Halid el-Kasri şöyle der: "Hayret edilecek bir şeydir. Ben Arapların en delikanlısını (Temim'i kastediyor) vali tayin ettim, ancak o reddedildi ve terk edildi. Diğer taraftan Arapların en cimrisini vali tayin ettim, bundan hoşnut olundu."

 

Daha sonra Hakem öldürüldü. O sıralarda amiller (zekat ve haraç tahsildarları) düşman ile çarpışıyor ve savaşıyorlardı. Bir yeri fethediyor, orada alabildiklerini alıyorlardı, çünkü bundan sonra Emevi Devleti zayıflamış bulunuyordu. Bu durum mübarek Abbasi Devleti'nin gelişine kadar devam etti.

 

Sind'le ilgili diğer haberleri -Allah'ın izniyle- Me'mun döneminde anlatacağız.

 

 

 

ÇEŞİTLİ OLAYLAR

 

Bu yıl Abbas bin Velid Bizanslılara gaza yaparak Heraclea ve diğer bazı yerleri fethetti.
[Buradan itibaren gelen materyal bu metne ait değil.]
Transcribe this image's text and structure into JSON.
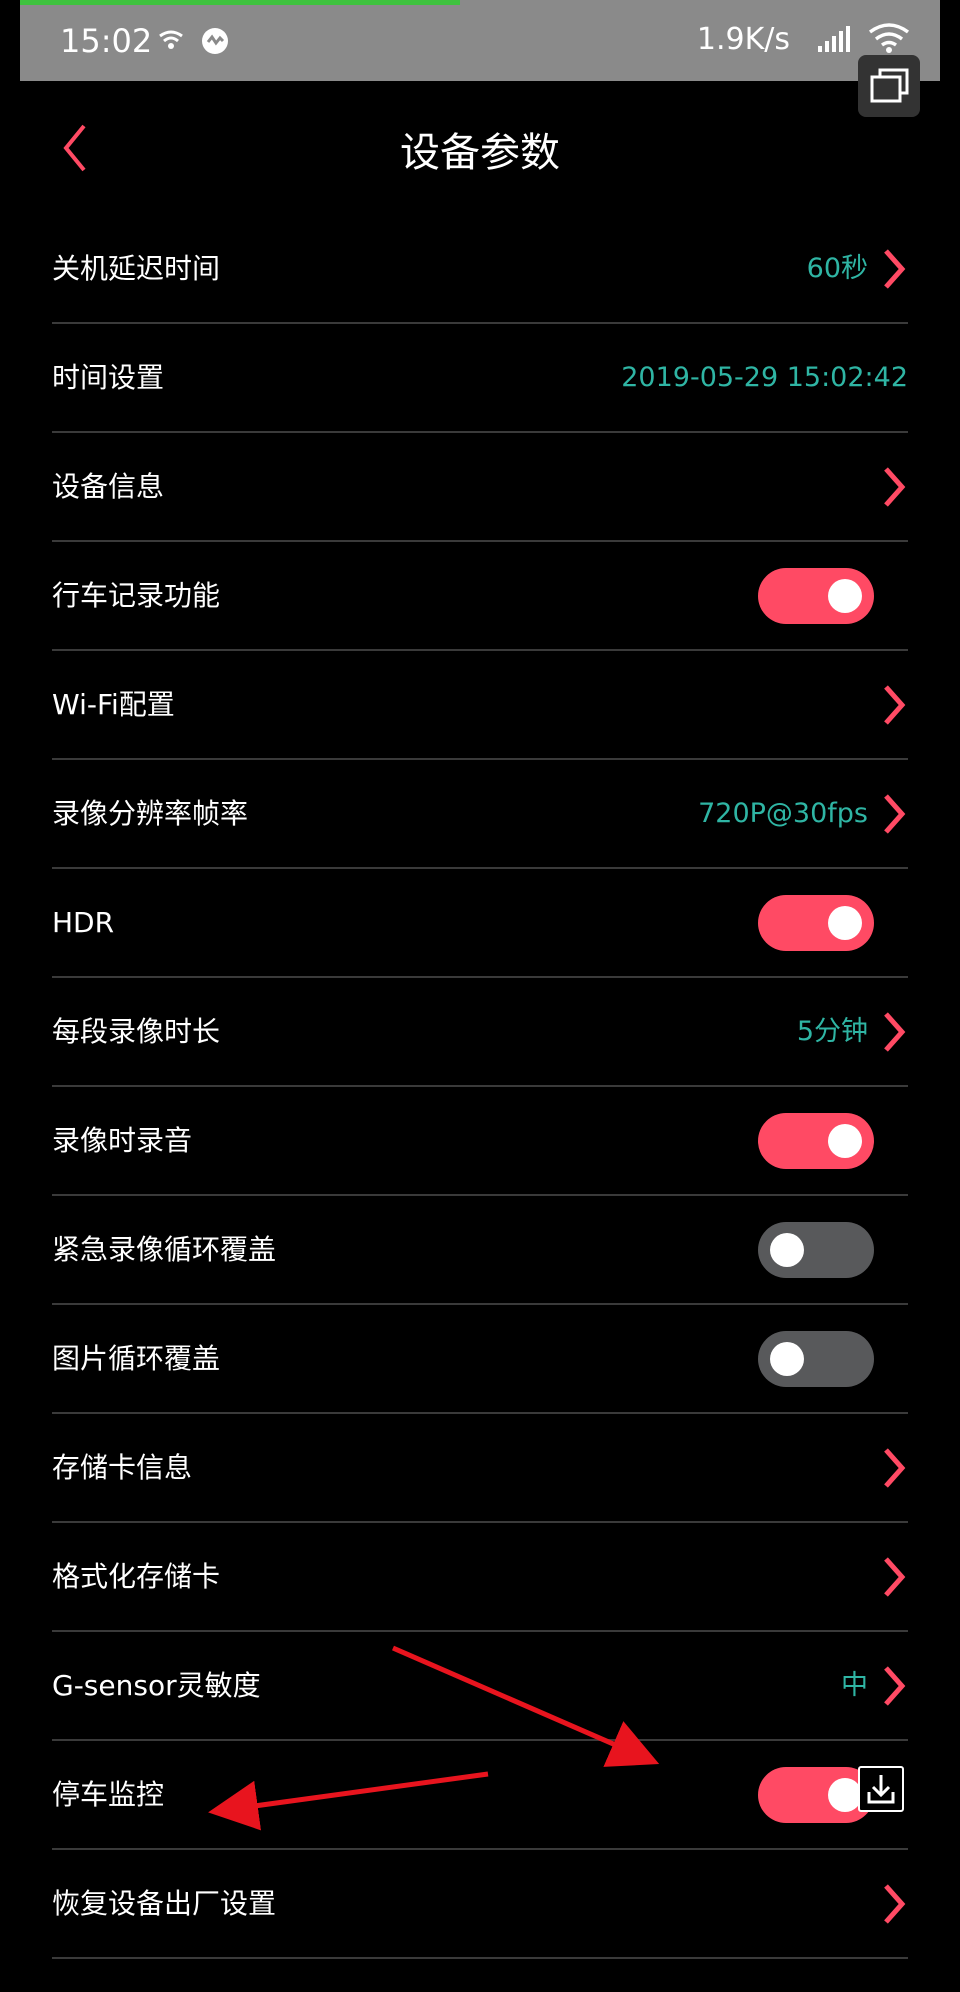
{
  "status_bar": {
    "time": "15:02",
    "speed": "1.9K/s"
  },
  "header": {
    "title": "设备参数"
  },
  "colors": {
    "accent": "#ff4a64",
    "value": "#2fb5a4",
    "toggle_off": "#58595b"
  },
  "rows": [
    {
      "label": "关机延迟时间",
      "value": "60秒",
      "control": "arrow"
    },
    {
      "label": "时间设置",
      "value": "2019-05-29 15:02:42",
      "control": "none"
    },
    {
      "label": "设备信息",
      "value": "",
      "control": "arrow"
    },
    {
      "label": "行车记录功能",
      "value": "",
      "control": "toggle",
      "on": true
    },
    {
      "label": "Wi-Fi配置",
      "value": "",
      "control": "arrow"
    },
    {
      "label": "录像分辨率帧率",
      "value": "720P@30fps",
      "control": "arrow"
    },
    {
      "label": "HDR",
      "value": "",
      "control": "toggle",
      "on": true
    },
    {
      "label": "每段录像时长",
      "value": "5分钟",
      "control": "arrow"
    },
    {
      "label": "录像时录音",
      "value": "",
      "control": "toggle",
      "on": true
    },
    {
      "label": "紧急录像循环覆盖",
      "value": "",
      "control": "toggle",
      "on": false
    },
    {
      "label": "图片循环覆盖",
      "value": "",
      "control": "toggle",
      "on": false
    },
    {
      "label": "存储卡信息",
      "value": "",
      "control": "arrow"
    },
    {
      "label": "格式化存储卡",
      "value": "",
      "control": "arrow"
    },
    {
      "label": "G-sensor灵敏度",
      "value": "中",
      "control": "arrow"
    },
    {
      "label": "停车监控",
      "value": "",
      "control": "toggle",
      "on": true
    },
    {
      "label": "恢复设备出厂设置",
      "value": "",
      "control": "arrow"
    }
  ]
}
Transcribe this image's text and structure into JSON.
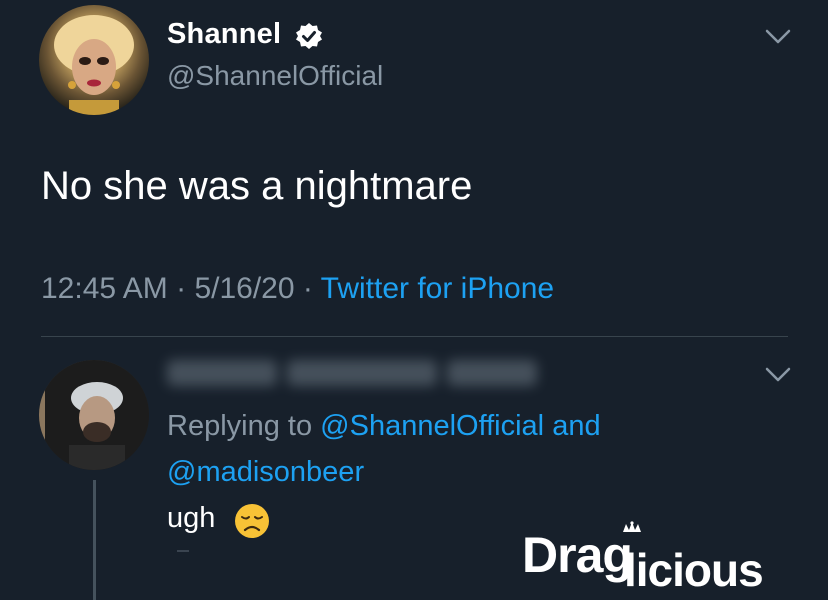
{
  "tweet": {
    "author": {
      "display_name": "Shannel",
      "handle": "@ShannelOfficial",
      "verified": true,
      "avatar_icon": "drag-queen-avatar"
    },
    "text": "No she was a nightmare",
    "time": "12:45 AM",
    "separator": " · ",
    "date": "5/16/20",
    "source": "Twitter for iPhone"
  },
  "reply": {
    "avatar_icon": "man-hat-avatar",
    "replying_prefix": "Replying to ",
    "mention_1": "@ShannelOfficial",
    "conjunction": " and",
    "mention_2": "@madisonbeer",
    "text": "ugh",
    "emoji_icon": "disappointed-face-emoji"
  },
  "watermark": {
    "brand": "Draglicious"
  },
  "colors": {
    "background": "#17202b",
    "text_primary": "#ffffff",
    "text_secondary": "#8a98a5",
    "link": "#1da1f2",
    "divider": "#38444d"
  }
}
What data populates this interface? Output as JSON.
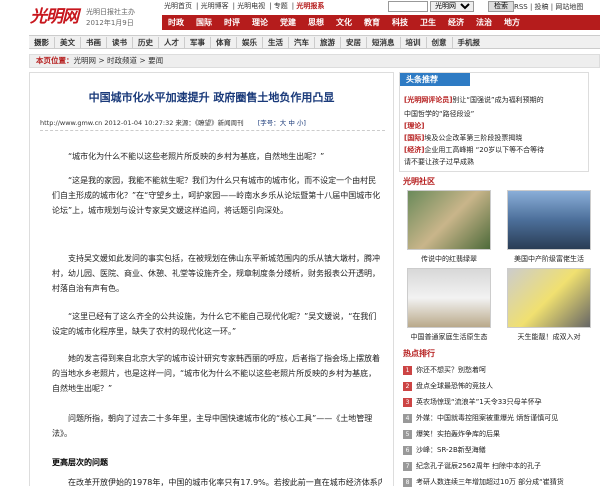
{
  "header": {
    "brand": "光明网",
    "brand_latin": "GMW.cn",
    "tagline": "光明日报社主办",
    "date": "2012年1月9日",
    "toplinks": [
      "光明首页",
      "光明博客",
      "光明电视",
      "专题",
      "光明报系"
    ],
    "search_scope": "光明网",
    "search_button": "检索",
    "rss_links": "RSS | 投稿 | 网站地图"
  },
  "mainnav": [
    "时政",
    "国际",
    "时评",
    "理论",
    "党建",
    "思想",
    "文化",
    "教育",
    "科技",
    "卫生",
    "经济",
    "法治",
    "地方",
    "论坛"
  ],
  "subnav": [
    "摄影",
    "美文",
    "书画",
    "读书",
    "历史",
    "人才",
    "军事",
    "体育",
    "娱乐",
    "生活",
    "汽车",
    "旅游",
    "安居",
    "短消息",
    "培训",
    "创意",
    "手机报"
  ],
  "breadcrumb": {
    "label": "本页位置：",
    "path": "光明网 > 时政频道 > 要闻"
  },
  "article": {
    "title": "中国城市化水平加速提升 政府圈售土地负作用凸显",
    "meta": "http://www.gmw.cn  2012-01-04 10:27:32  来源：《瞭望》新闻周刊",
    "fontsize": "[字号：大 中 小]",
    "paragraphs": [
      "“城市化为什么不能以这些老照片所反映的乡村为基底，自然地生出呢？”",
      "“这是我的家园，我能不能就生呢？我们为什么只有城市的城市化，而不设定一个由村民们自主形成的城市化？”在“守望乡土，呵护家园——岭南水乡乐从论坛暨第十八届中国城市化论坛”上，城市规划与设计专家吴文媛这样追问，将话题引向深处。",
      "支持吴文媛如此发问的事实包括，在被规划在佛山东平新城范围内的乐从镇大墩村，腾冲村，幼儿园、医院、商业、休憩、礼堂等设施齐全，规章制度条分缕析，财务报表公开透明，村落自治有声有色。",
      "“这里已经有了这么齐全的公共设施，为什么它不能自己现代化呢？”吴文媛说，“在我们设定的城市化程序里，缺失了农村的现代化这一环。”",
      "她的发言得到来自北京大学的城市设计研究专家韩西丽的呼应，后者指了指会场上摆放着的当地水乡老照片，也是这样一问，“城市化为什么不能以这些老照片所反映的乡村为基底，自然地生出呢？”",
      "问题所指，朝向了过去二十多年里，主导中国快速城市化的“核心工具”——《土地管理法》。"
    ],
    "subhead": "更高层次的问题",
    "last_line": "在改革开放伊始的1978年，中国的城市化率只有17.9%。若按此前一直在城市经济体系内"
  },
  "sidebar": {
    "headline_title": "头条推荐",
    "headlines": [
      {
        "tag": "[光明网评论员]",
        "text": "别让“国强说”成为福利预期的"
      },
      {
        "tag": "",
        "text": "中国哲学的“路径段设”"
      },
      {
        "tag": "[理论]",
        "text": ""
      },
      {
        "tag": "[国际]",
        "text": "埃及公企改革第三阶段投票揭晓"
      },
      {
        "tag": "[经济]",
        "text": "企业用工高峰期 “20岁以下等不合等待"
      },
      {
        "tag": "",
        "text": "请不要让孩子过早成熟"
      }
    ],
    "community_title": "光明社区",
    "photos": [
      {
        "caption": "传说中的红翡绿翠"
      },
      {
        "caption": "美国中产阶级富佬生活"
      },
      {
        "caption": "中国普通家庭生活原生态"
      },
      {
        "caption": "天生能靓！成双入对"
      }
    ],
    "ranking_title": "热点排行",
    "ranking": [
      "你还不想买？别愁着呵",
      "盘点全球最恐怖的竞技人",
      "英农场惊现“流浪羊”1天令33只母羊怀孕",
      "外媒：中国就毒控阻案被重爆光 炳哲谨慎可见",
      "爆笑！实拍轰炸争库的后果",
      "沙峰：SR-2B新型海鳝",
      "纪念孔子诞辰2562周年 扫除中本的孔子",
      "考研人数连续三年增加超过10万 部分成“崔猜货"
    ]
  },
  "colors": {
    "brand": "#b51c1c",
    "accent": "#2e7bc4",
    "title": "#1a3a7a"
  }
}
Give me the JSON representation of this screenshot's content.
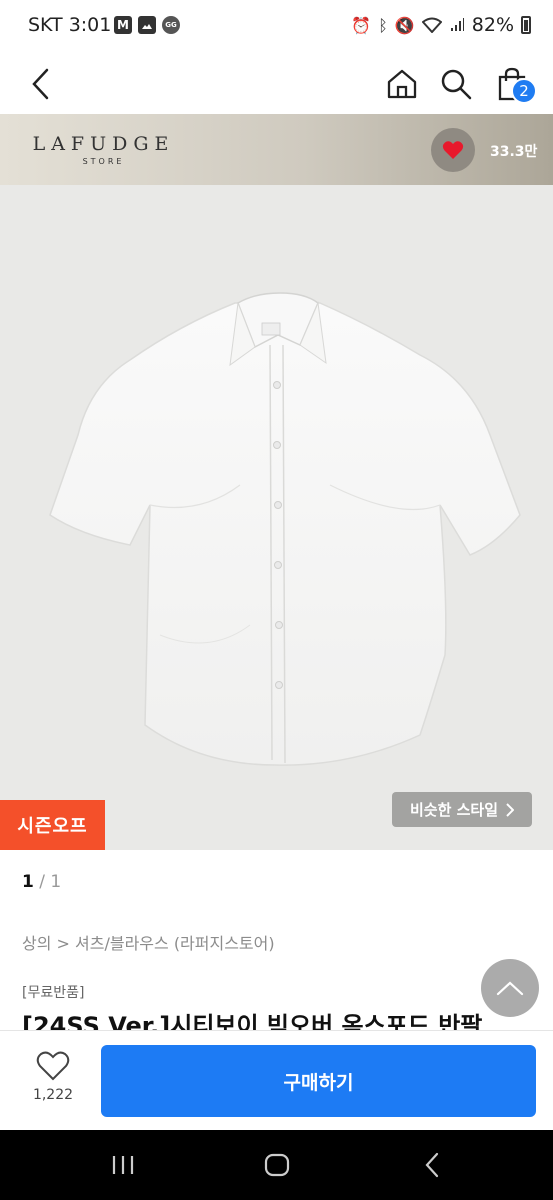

Kirec ile Mendel dışında kalan Hint'in uzak bölgeleri de bu yıl fethedildi. Abbas bin Velid bu yıl Kınnesrin'i fethetti. Vudahi beraberinde yaklaşık bin kişiyle birlikte Bizans topraklarında öldürüldü.

 

Mansur Abdullah bin Muhammed bin Ali bin Abdullah bin Abbas bu yıl dünyaya geldi.

Bu yıl hac emirliğini Velid bin AbdÜımelik'in oğlu Bişr yapmıştır. Bölge valileri ise kendilerinden daha önce söz ettiğimiz kimselerdi.

 

Nehdli Ebu Osman bu yıl vefat etmiştir. Asıl adı Abdurrahman bin Mell olup vefat ettiğinde yüz otuz yaşındaydı. Ölümüyle ilgili olarak başka şeyler de söylenmiştir.

 

Şeybanlı Sa’ad bin İyas Ebu Amr da bu yıl yüz yirmi yaşında vefat etmiştir. Haccac'ın emirliği sırasında Resulullah (S.A.V.)'ın azatlısı olan Sufeyne vefat etmiştir. Salim bin Ebi'l-Ca'd da bu yıl vefat etmiştir.

 

Damrah Ca'fer bin Amr bin Ümeyye de bu yıl vefat edenler arasındadır. Ca'fer Abdullah bin Meryan'ın sütkardeşidir.

 

Haccac'ın emirliği sırasında Cuşemli ve Küfeli Ebu'l-Ahvas Avf bin Malik bin Nadla Hariciler tarafından öldürüldü.